As mood or emotion shifts to represent perceived severe pain, changes are made in being and existence involving the whole human (Thompson, 2007). Important, mood may change elements or the totality of a human’s microidentity, which Varela (1992) explains is a readiness-for-action and its “corresponding lived situation a microworld” (p.). Varela (1992) introduces a flow of different microidentities and microworlds that change in the space of breakdowns of experience. The readiness-to-action of a microidentity changes with mood or emotion, and with consideration of having the experience of having a lived microworld. Should the changes of a negative emotion reflective of severe pain be conserved across microidentities that do not relate to one another, identity itself may be changed and conserved to be expressive of pain. As mentioned earlier, changes in identity are manifested in how the elements (more than those represented here) of identity relate to one another, are understood, ordered, addressed, and handled. Important to Maturana and Verden-Zöller (2008) are elements such as reflection, rationalization. thinking, reflecting, acting, hearing, and seeing, all of which change with mood, and the mood of severe pain will change them severely. Once pain moves from the sensory bare nerve endings of the nociceptors and affects the rest of the nervous system as a neuronal network, it is possible for identity held across being and existence to change and embrace severe pain. There is a movement from someone who has pain to someone who embraces pain, conscious or unconsciously, at the level of their identity that fundamentally changes who they are in a manner that expresses the experience of severe pain.
What emerges is an identity that is founded upon or embraces pain. Is it possible that a mood of severe pain worsens the severe pain itself? Perhaps the mood of pain sustains the perception of pain beyond the occurrence of pain itself?
Conclusion
Humans are disposed toward feeling pain. Their being is arranged in such a way that they have nociceptors distributed throughout the body. The pain can be severe, involving a noxious stimulus to the skin, soft organs, muscles, or joints. The distribution of nociceptors creates an enormous capacity to feel pain. It is unavoidable. Regardless of whether the state of nociceptors is triggered due to an internally generated nervous system change affecting the related bare nerve endings due to art or a memory, or a noxious stimulus.
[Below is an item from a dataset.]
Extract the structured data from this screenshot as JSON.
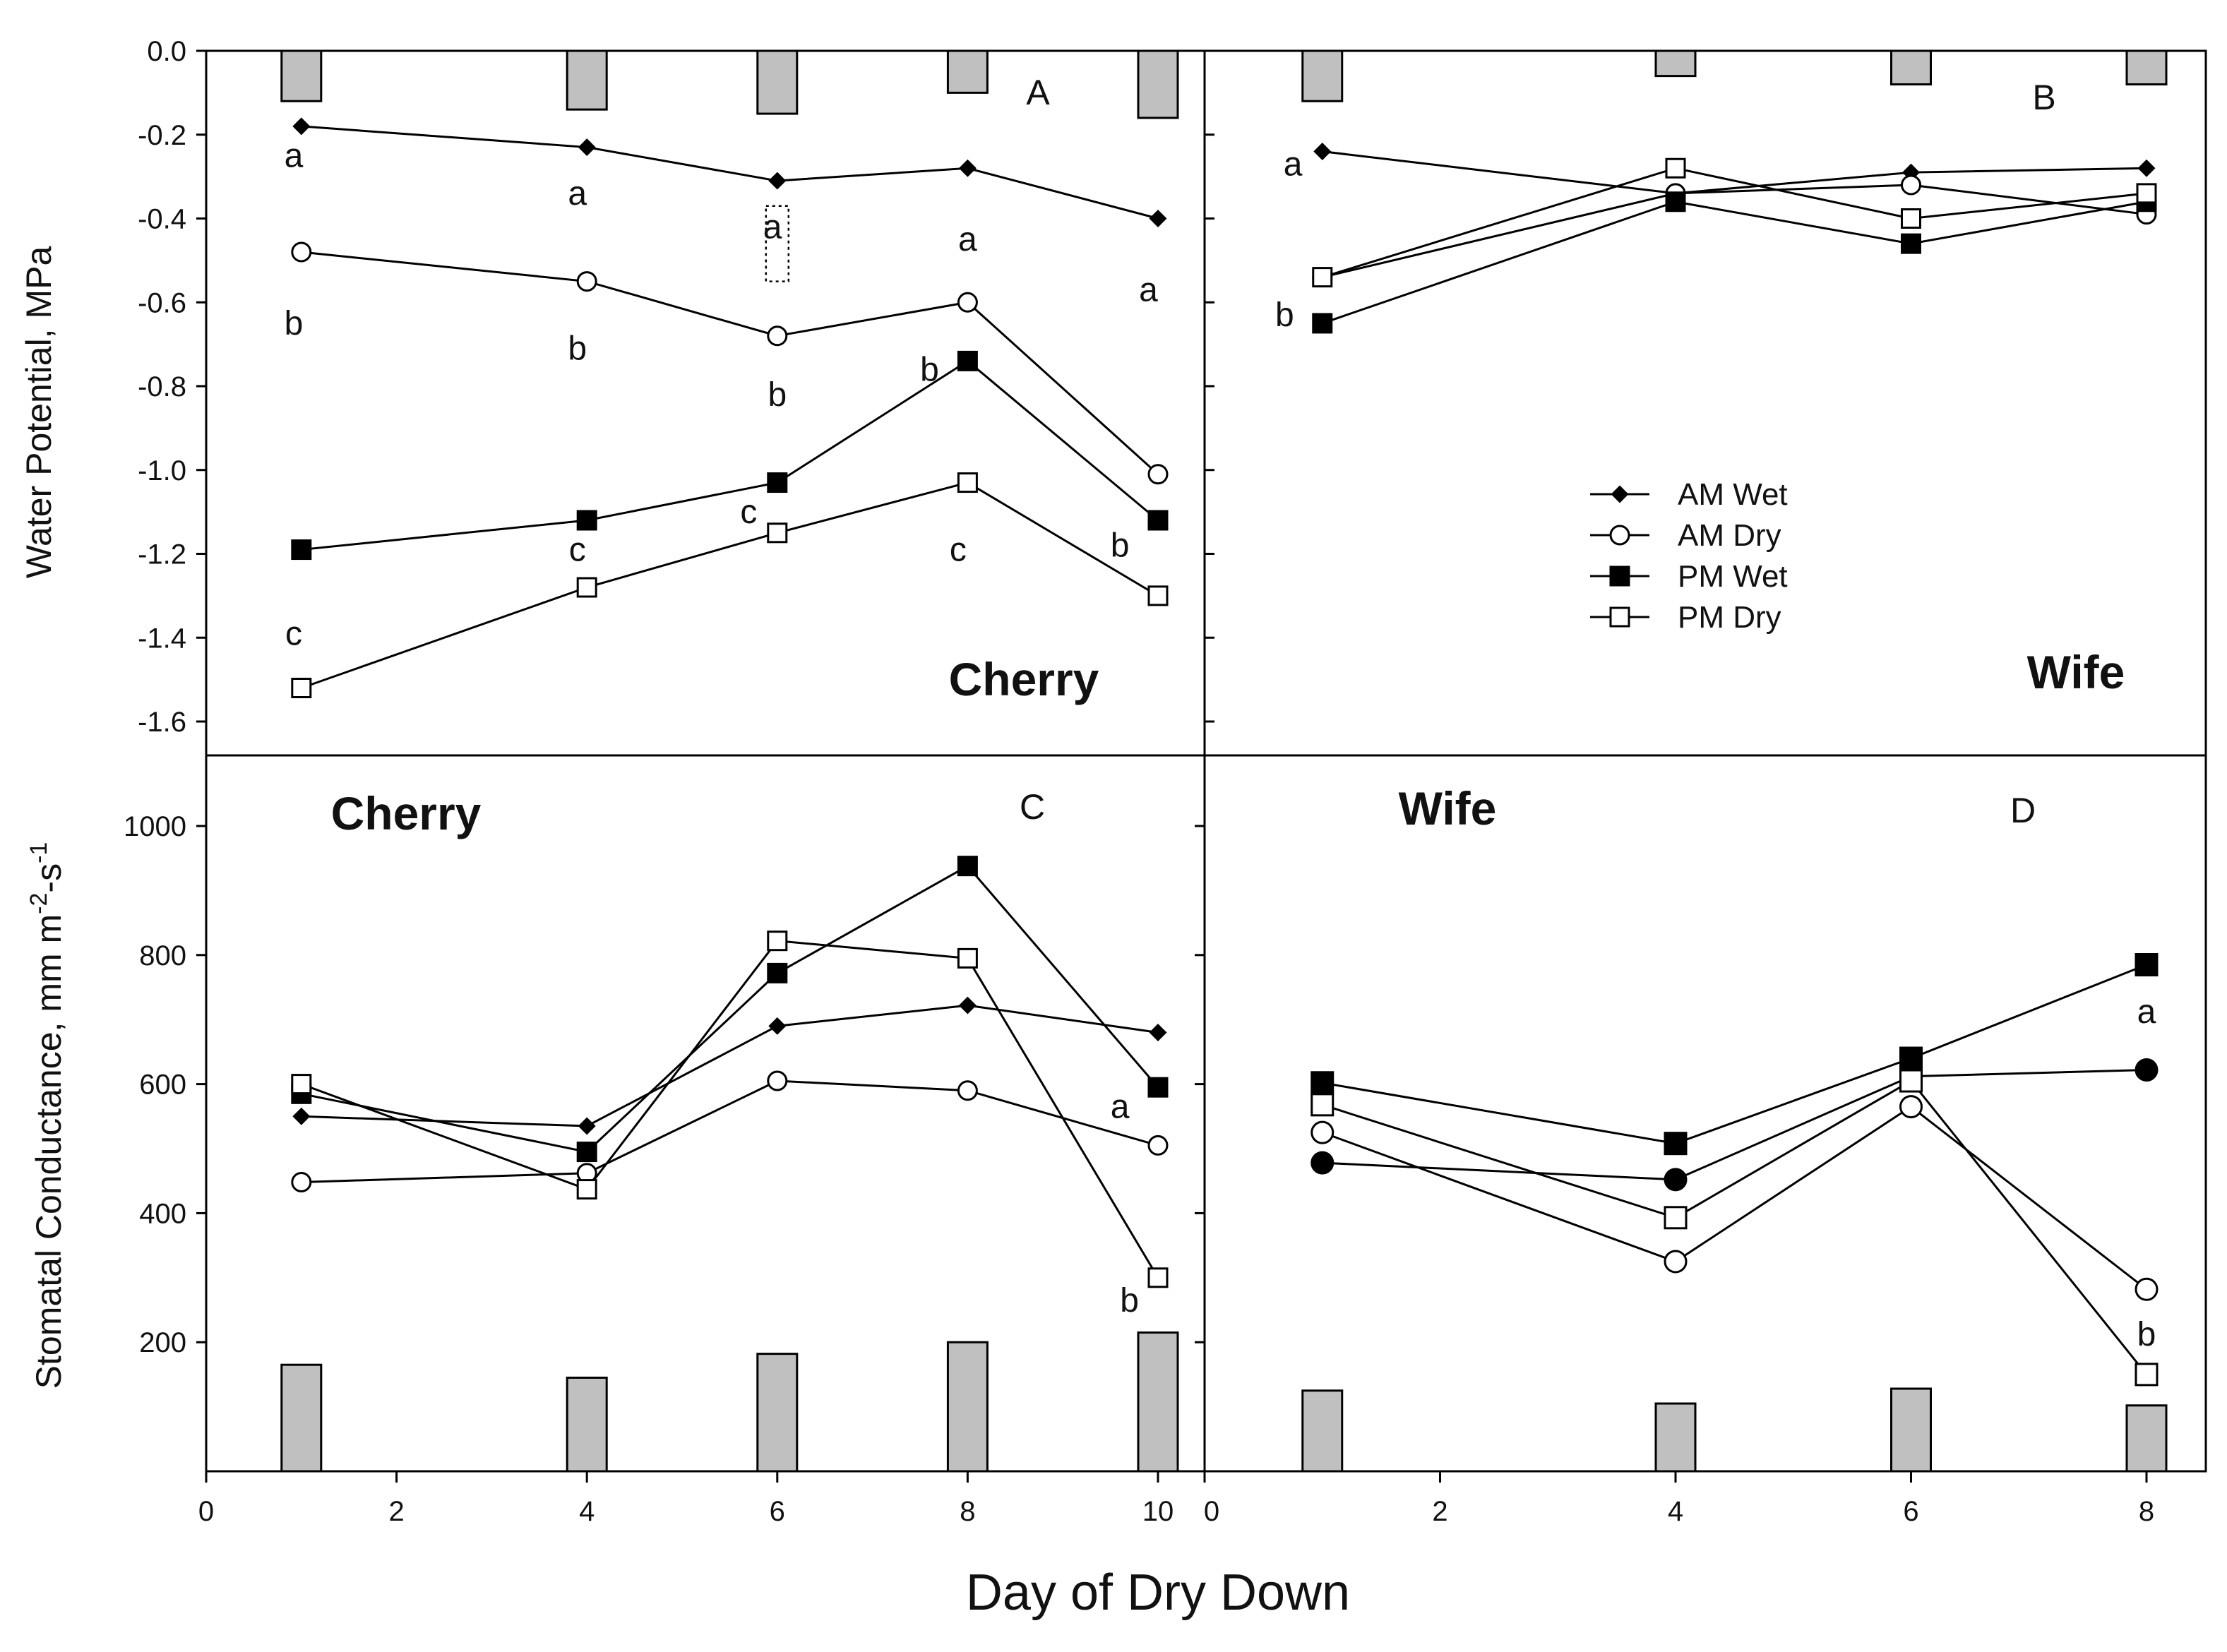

Being has many dispositions, one is toward pain. The ability to feel pain and the perception of pain itself are both intrinsic to humanness. As addressed in essay one, in athletes, existence is disclosed at its best through generating or distinguishing the pain that is within. Pain in the mind and self-consciousness are not discounted, and the pain can be as severe a tissue or organ damage, but it does not involve nociceptors and is therefore not a subject of this essay.
Maturana (1992) writes that his back does not ache until he distinguishes it. In cases of moderate to severe pain, Maturana’s (1992) use of distinctions is idealistic. For example, pain can become overwhelmingly severe and is experienced before it has been properly distinguished with a past denoting the source of he injury, the future of how long it will take to heal, what caused it, and what the properties are. Drawing this distinction may be forced, but the pain pre-existed distinguishing it.
One of the more menacing features of severe pain is its infiltration of identity that changes the existence and being of the human in pain. The integration of pain into identity is wicked and produces a human consumed with and defined by pain that changes the value, significance, and arrangement of the elements that constitute identity. Significantly, emotional changes toward more harsh moods or emotions that are conserved across time have a considerable influence over the dynamics of identity.